- [pdf] [supp]
Visual-Textual Attentive Semantic Consistency for Medical Report Generation
Diagnosing diseases from medical radiographs and writing reports requires professional knowledge and is time-consuming. To address this, automatic medical report generation approaches have recently gained interest. However, identifying diseases as well as correctly predicting their corresponding sizes, locations and other medical description patterns, which is essential for generating high-quality reports, is challenging. Although previous methods focused on producing readable reports, how to accurately detect and describe findings that match with the query X-Ray has not been successfully addressed. In this paper, we propose a multi-modality semantic attention model to integrate visual features, predicted key finding embeddings, as well as clinical features, and progressively decode reports with visual-textual semantic consistency. First, multi-modality features are extracted and attended with the hidden states from the sentence decoder, to encode enriched context vectors for better decoding a report.
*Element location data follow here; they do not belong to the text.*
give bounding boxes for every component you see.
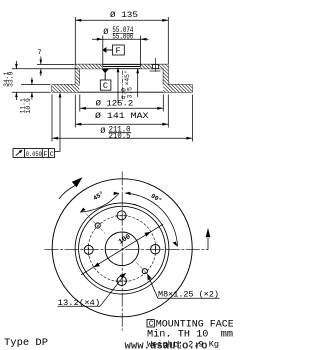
M8 hole NW (95, 223, 100, 228)
dim 7 arrows (40, 57, 42, 65)
arc 90deg (125, 193, 178, 247)
hat wall left inner (78, 69, 80, 85)
svg-text:C: C (103, 81, 108, 91)
rotation arrow top-left (59, 185, 77, 199)
right indicator leader (207, 238, 209, 250)
svg-text:Ø 141 MAX: Ø 141 MAX (95, 111, 149, 121)
hat wall right inner (162, 69, 164, 85)
leader M8 (158, 297, 220, 299)
svg-text:Ø 125.2: Ø 125.2 (96, 98, 134, 108)
svg-text:×45°: ×45° (123, 70, 131, 85)
section: plate top face (75, 63, 168, 65)
bolt hole W (84, 245, 93, 254)
dim 7 ext top (37, 63, 75, 65)
runout FCF box (13, 149, 55, 158)
common ext: mounting face extended left (12, 68, 79, 70)
hat wall right outer (167, 64, 169, 84)
datum F leader (106, 49, 112, 51)
dim 55 line (92, 38, 149, 40)
datum F box (113, 45, 125, 55)
dim 125.2 line (80, 107, 164, 109)
dim 135 ext right (167, 17, 169, 64)
arc 45deg (80, 193, 119, 212)
plan view circle 135 (79, 206, 166, 290)
svg-text:0.050: 0.050 (26, 151, 42, 159)
svg-text:C: C (149, 320, 154, 329)
bolt hole N (117, 211, 126, 220)
hat wall left outer (74, 64, 76, 84)
leader 13.2 (58, 305, 101, 307)
chamfer leader right (137, 69, 139, 97)
rotor right edge (191, 85, 193, 93)
bore wall right (140, 36, 142, 67)
hat wall right hatch (163, 64, 168, 84)
svg-text:Type DP: Type DP (4, 338, 48, 349)
dim 135 ext left (74, 17, 76, 64)
svg-text:Ø: Ø (103, 27, 108, 37)
dim 100 diagonal line (81, 224, 163, 275)
plan view center bore (105, 232, 139, 266)
svg-text:Ø: Ø (100, 126, 105, 136)
runout symbol (16, 150, 22, 155)
datum C leader (104, 73, 106, 80)
section centerline (121, 71, 123, 102)
bolt hole S (117, 276, 126, 285)
svg-text:www.asauto.ro: www.asauto.ro (125, 340, 208, 350)
svg-text:C: C (50, 151, 54, 159)
dim 141 line (75, 123, 168, 125)
section: bore chamfer line (103, 66, 141, 68)
svg-text:7: 7 (38, 49, 42, 56)
chamfer leader left (117, 68, 119, 104)
plan view outer circle (52, 179, 192, 317)
section: mounting face (79, 68, 163, 70)
svg-text:Min. TH 10 mm: Min. TH 10 mm (147, 328, 233, 340)
bore wall left (also ext of dia55) (102, 36, 104, 67)
plan view circle 141max (75, 203, 169, 294)
svg-text:M8×1.25 (×2): M8×1.25 (×2) (158, 289, 219, 299)
hat wall left hatch (75, 64, 79, 84)
plate hatch right a (141, 64, 153, 68)
dim 34.1 ext bottom (12, 91, 51, 93)
svg-text:F: F (116, 46, 121, 56)
ext lines below rotor (51, 95, 53, 142)
bolt hole E (151, 245, 160, 254)
rotor hatch left (52, 85, 79, 93)
drilled hole right edge (158, 64, 160, 68)
rotor top right (168, 84, 192, 86)
plate hatch left (76, 64, 103, 68)
mounting face C box bottom (147, 320, 154, 327)
datum C triangle on mounting face (101, 69, 109, 74)
plate hatch right b (159, 64, 169, 68)
svg-text:55.000: 55.000 (112, 32, 133, 42)
drilled hole centerline (155, 58, 157, 72)
svg-text:13.2(×4): 13.2(×4) (58, 298, 100, 308)
dim 211 line (52, 137, 192, 139)
plan view bolt circle dashed (88, 216, 156, 282)
vertical centerline (121, 172, 123, 331)
svg-text:F: F (43, 151, 47, 159)
svg-text:3.5: 3.5 (127, 87, 134, 99)
datum C box (100, 80, 111, 90)
dim 34.1 arrows (15, 61, 17, 69)
horizontal centerline (45, 249, 209, 251)
drilled hole left edge (152, 64, 154, 68)
M8 hole SE (142, 269, 147, 274)
dim 11.1 arrows (31, 78, 33, 85)
svg-text:10.9: 10.9 (25, 98, 32, 114)
rotor hatch right (163, 85, 192, 93)
dim 11.1 ext top (21, 84, 51, 86)
svg-text:Ø 135: Ø 135 (110, 10, 138, 20)
drilled hole counterbore line (150, 70, 161, 72)
runout FCF leader (55, 94, 60, 151)
svg-text:33.9: 33.9 (7, 71, 14, 87)
rotor bottom (52, 91, 192, 93)
rotor top left (52, 84, 75, 86)
dim 135 line (75, 19, 168, 21)
rotor left edge (51, 85, 53, 93)
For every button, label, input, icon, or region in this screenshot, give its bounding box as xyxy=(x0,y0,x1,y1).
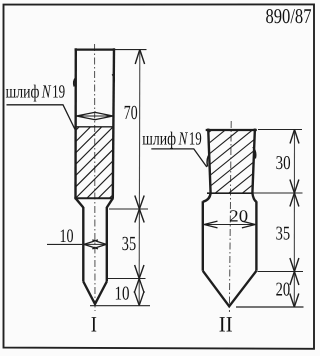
svg-text:890/87: 890/87 xyxy=(266,4,312,28)
svg-text:шлиф: шлиф xyxy=(142,130,176,150)
svg-text:N: N xyxy=(178,130,189,150)
svg-text:20: 20 xyxy=(276,279,291,300)
svg-text:II: II xyxy=(219,312,233,337)
svg-text:N: N xyxy=(41,83,52,103)
svg-text:30: 30 xyxy=(276,153,291,174)
svg-text:I: I xyxy=(91,312,97,337)
svg-text:19: 19 xyxy=(52,83,65,103)
svg-text:35: 35 xyxy=(122,233,136,255)
svg-text:шлиф: шлиф xyxy=(6,83,40,103)
svg-text:70: 70 xyxy=(124,102,138,124)
svg-text:35: 35 xyxy=(276,224,291,245)
svg-text:10: 10 xyxy=(115,283,130,304)
svg-text:20: 20 xyxy=(229,206,248,225)
svg-text:10: 10 xyxy=(60,226,74,247)
svg-text:19: 19 xyxy=(189,130,202,150)
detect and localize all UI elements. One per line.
These modalities include regional visual features of scans, semantic word embeddings of the top-K findings predicted with high probabilities, and clinical features of indications. Second, the progressive report decoder consists of a sentence decoder and a word decoder, where we propose image-sentence matching and description accuracy losses to constrain the visual-textual semantic consistency. Extensive experiments on the public MIMIC-CXR and IU X-Ray datasets show that our model achieves consistent improvements over the state-of-the-art methods.